Han pasado nueve años desde que un cáncer de esófago acabara de forma temprana con la vida de Christopher Hitchens. El filósofo chileno Rogelio Rodríguez recuerda a este escritor británico que se estableció en Estados Unidos, del que dice que «consideraba que el mayor honor de su vida era haber desempeñado un papel en la lucha contra las religiones organizadas y a favor de la razón y la ciencia».

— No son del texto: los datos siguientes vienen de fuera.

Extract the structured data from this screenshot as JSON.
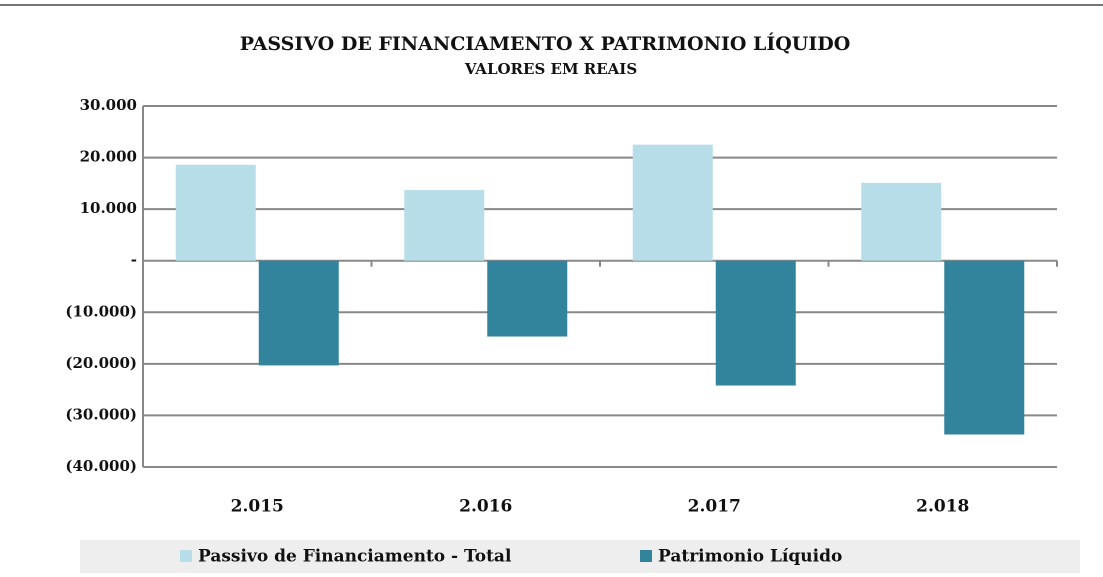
{
  "chart_data": {
    "type": "bar",
    "title": "PASSIVO DE FINANCIAMENTO X PATRIMONIO LÍQUIDO",
    "subtitle": "VALORES EM  REAIS",
    "categories": [
      "2.015",
      "2.016",
      "2.017",
      "2.018"
    ],
    "series": [
      {
        "name": "Passivo de Financiamento - Total",
        "color": "#b7dde8",
        "values": [
          18600,
          13700,
          22500,
          15100
        ]
      },
      {
        "name": "Patrimonio Líquido",
        "color": "#31849b",
        "values": [
          -20300,
          -14700,
          -24200,
          -33700
        ]
      }
    ],
    "ylim": [
      -40000,
      30000
    ],
    "yticks": [
      {
        "value": -40000,
        "label": "(40.000)"
      },
      {
        "value": -30000,
        "label": "(30.000)"
      },
      {
        "value": -20000,
        "label": "(20.000)"
      },
      {
        "value": -10000,
        "label": "(10.000)"
      },
      {
        "value": 0,
        "label": "-"
      },
      {
        "value": 10000,
        "label": "10.000"
      },
      {
        "value": 20000,
        "label": "20.000"
      },
      {
        "value": 30000,
        "label": "30.000"
      }
    ],
    "grid": true
  }
}
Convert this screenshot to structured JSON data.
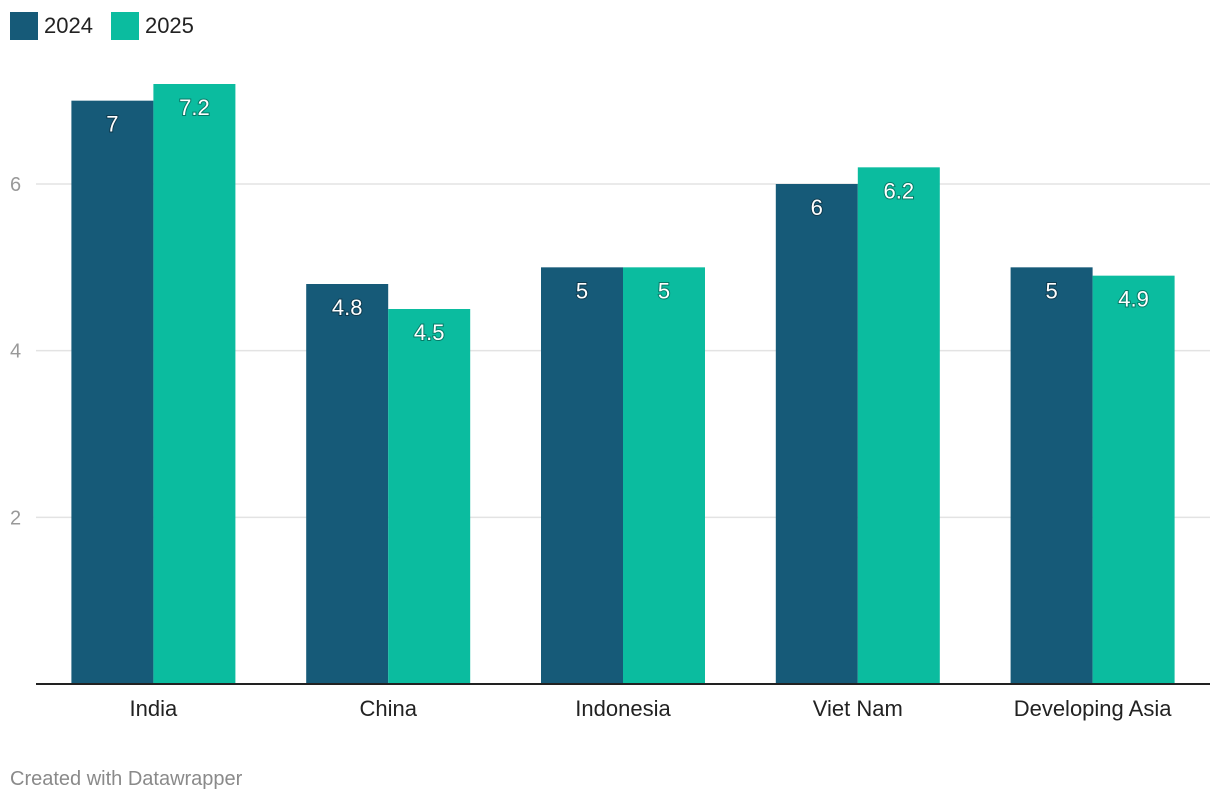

Por Rogelio Rodríguez Muñoz, licenciado en Filosofía
Se cumplen nueve años del fallecimiento de Christopher Hitchens (13 de abril de 1949-15 de diciembre de 2011) y seguimos evocando su voz y sus ideas, las que están más vigentes que nunca.
Británico de nacimiento, pero norteamericano por propia decisión, Hitchens representó siempre la agudeza, la vivacidad y la fuerza de la genuina reflexión crítica, la desafiante lucidez del más pleno ejercicio intelectual. Sin pretender forjar un conjunto de dogmas definidos, alejado de los ropajes ideológicos a la moda, hablando solo desde sí mismo sin personificar doctrina alguna, solidario con el dolor y sufrimiento de los perseguidos por credos supuestamente poseedores de «certezas absolutas», apasionado de la vida a la que le exprimió toda su savia mientras pudo, Hitchens arremetió con su pluma erudita, irónica, libertaria, contra reyezuelos de todas layas desnudándolos sin vacilaciones: la monarquía británica, Kissinger, Clinton, la madre Teresa de Calcuta, los islamistas radicales… Y no trepidó en defender al escritor Salman Rushdie, mientras este era condenado a muerte por la barbarie teocrática. Poco después de terminar sus memorias —tituladas Hitch–22—, un cáncer al esófago puso fin a sus días.